The one thing that most talking heads discounted in the 2006 election was how big a role GOP corruption would play. The Democrats used the “culture of corruption” theme early on and then backed off a little and went heavy on Iraq, neither was a bad plan, and used together were very effective. Most pundits believed that while voters were fed up with corruption they didn’t believe voters would hold their representative responsible. And, therefore would vote to keep their representative, and corruption wouldn’t play much of a role. They were wrong nationally, but not in TX-31, which didn’t vote out it’s DeLay/Abramoff tied Congressman.
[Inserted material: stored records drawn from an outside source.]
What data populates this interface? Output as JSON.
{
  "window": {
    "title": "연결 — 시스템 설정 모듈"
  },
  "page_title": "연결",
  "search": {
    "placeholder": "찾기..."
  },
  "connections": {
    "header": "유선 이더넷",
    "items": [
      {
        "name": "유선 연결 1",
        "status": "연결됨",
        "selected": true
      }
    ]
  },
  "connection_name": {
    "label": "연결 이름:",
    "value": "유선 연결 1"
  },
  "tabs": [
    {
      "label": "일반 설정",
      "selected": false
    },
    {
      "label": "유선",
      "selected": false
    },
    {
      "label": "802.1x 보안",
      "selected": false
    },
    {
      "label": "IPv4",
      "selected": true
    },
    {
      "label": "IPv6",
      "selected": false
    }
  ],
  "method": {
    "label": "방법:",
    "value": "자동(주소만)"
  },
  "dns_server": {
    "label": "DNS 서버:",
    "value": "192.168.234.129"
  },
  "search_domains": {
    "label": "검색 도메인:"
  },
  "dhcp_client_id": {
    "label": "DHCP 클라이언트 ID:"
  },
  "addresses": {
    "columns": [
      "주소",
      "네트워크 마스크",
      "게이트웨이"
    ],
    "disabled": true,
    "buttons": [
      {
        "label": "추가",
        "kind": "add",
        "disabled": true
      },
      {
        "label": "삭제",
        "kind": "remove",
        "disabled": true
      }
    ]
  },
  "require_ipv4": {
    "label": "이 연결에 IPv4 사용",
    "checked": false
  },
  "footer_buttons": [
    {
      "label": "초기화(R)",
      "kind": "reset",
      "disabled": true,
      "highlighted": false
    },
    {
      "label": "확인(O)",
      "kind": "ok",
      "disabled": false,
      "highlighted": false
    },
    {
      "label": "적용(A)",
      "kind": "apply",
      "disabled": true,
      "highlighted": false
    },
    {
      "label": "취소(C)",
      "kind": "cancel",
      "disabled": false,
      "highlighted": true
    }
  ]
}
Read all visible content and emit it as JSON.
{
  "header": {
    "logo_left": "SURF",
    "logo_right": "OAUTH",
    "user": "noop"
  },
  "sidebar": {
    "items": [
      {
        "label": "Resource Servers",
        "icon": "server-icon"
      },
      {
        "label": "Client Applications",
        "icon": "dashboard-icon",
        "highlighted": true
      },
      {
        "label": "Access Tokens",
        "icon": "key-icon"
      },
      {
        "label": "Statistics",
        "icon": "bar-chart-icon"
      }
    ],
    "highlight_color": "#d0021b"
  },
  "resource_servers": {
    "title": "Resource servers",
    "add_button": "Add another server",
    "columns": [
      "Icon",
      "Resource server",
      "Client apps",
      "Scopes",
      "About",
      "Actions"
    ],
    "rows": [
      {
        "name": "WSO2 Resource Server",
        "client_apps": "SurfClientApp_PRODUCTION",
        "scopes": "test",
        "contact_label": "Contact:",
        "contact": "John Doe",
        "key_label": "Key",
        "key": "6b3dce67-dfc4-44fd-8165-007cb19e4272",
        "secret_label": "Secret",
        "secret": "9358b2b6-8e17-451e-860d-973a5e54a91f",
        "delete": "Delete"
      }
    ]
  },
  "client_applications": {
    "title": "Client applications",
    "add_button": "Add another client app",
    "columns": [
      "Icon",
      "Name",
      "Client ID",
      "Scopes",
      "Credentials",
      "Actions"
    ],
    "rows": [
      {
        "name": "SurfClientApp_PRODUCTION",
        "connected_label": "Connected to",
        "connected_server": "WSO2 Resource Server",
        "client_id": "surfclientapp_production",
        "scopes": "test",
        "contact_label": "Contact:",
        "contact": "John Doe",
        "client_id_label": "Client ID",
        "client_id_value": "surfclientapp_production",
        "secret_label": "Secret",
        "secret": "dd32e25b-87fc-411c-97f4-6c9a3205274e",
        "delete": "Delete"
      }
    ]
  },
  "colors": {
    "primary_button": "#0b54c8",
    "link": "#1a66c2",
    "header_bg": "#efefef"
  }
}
Corruption alone is not enough to make voters turn against their representatives. The corruption has to be shown to be costing voters. In other words the GOP dominance and corruption in conjunction with the shrinking middle class, soaring health care and education costs, defunding of public education, etc., is what caused the snowball.

The Democrats will do well to keep the heat on the GOP about corruption, Perry urged to end lobby contracts. If the GOP keeps it up they will be sure to pay more in 2008. Two years ago who thought that even a mention of a challenge to Speaker Craddick would be on the table? Dewhurst and Perry were reelected but Craddick hasn’t been reelected yet. The fact is the best thing for the Democratic Party at this point would be for Craddick to stay. Like Jim Dunnam, who appears to be the Democratic leader in the Lege, said:

Dunnam declined to comment on any possible challenges to Craddick’s hold on the Speaker’s gavel but he made it clear what he thought was the message sent by voters. “On one side, we can have a new Speaker, have bipartisanship, get back to the people’s business instead of whatever Mr. Craddick’s business is,” he said, “or else he can stay and we’ll pick up another six seats next time because he’s going to continue to make people vote against their districts and we’ll continue to win elections as long as he does that.”

He’s saying, I dare you to keep him. The Texas GOP has a choice. Keep up with your same corrupt leaders and actions and suffer more losses as we near redistricting. Or cut your losses and hope to stop the bleeding of your self-inflicted wounds. I’m hoping that Craddick stays.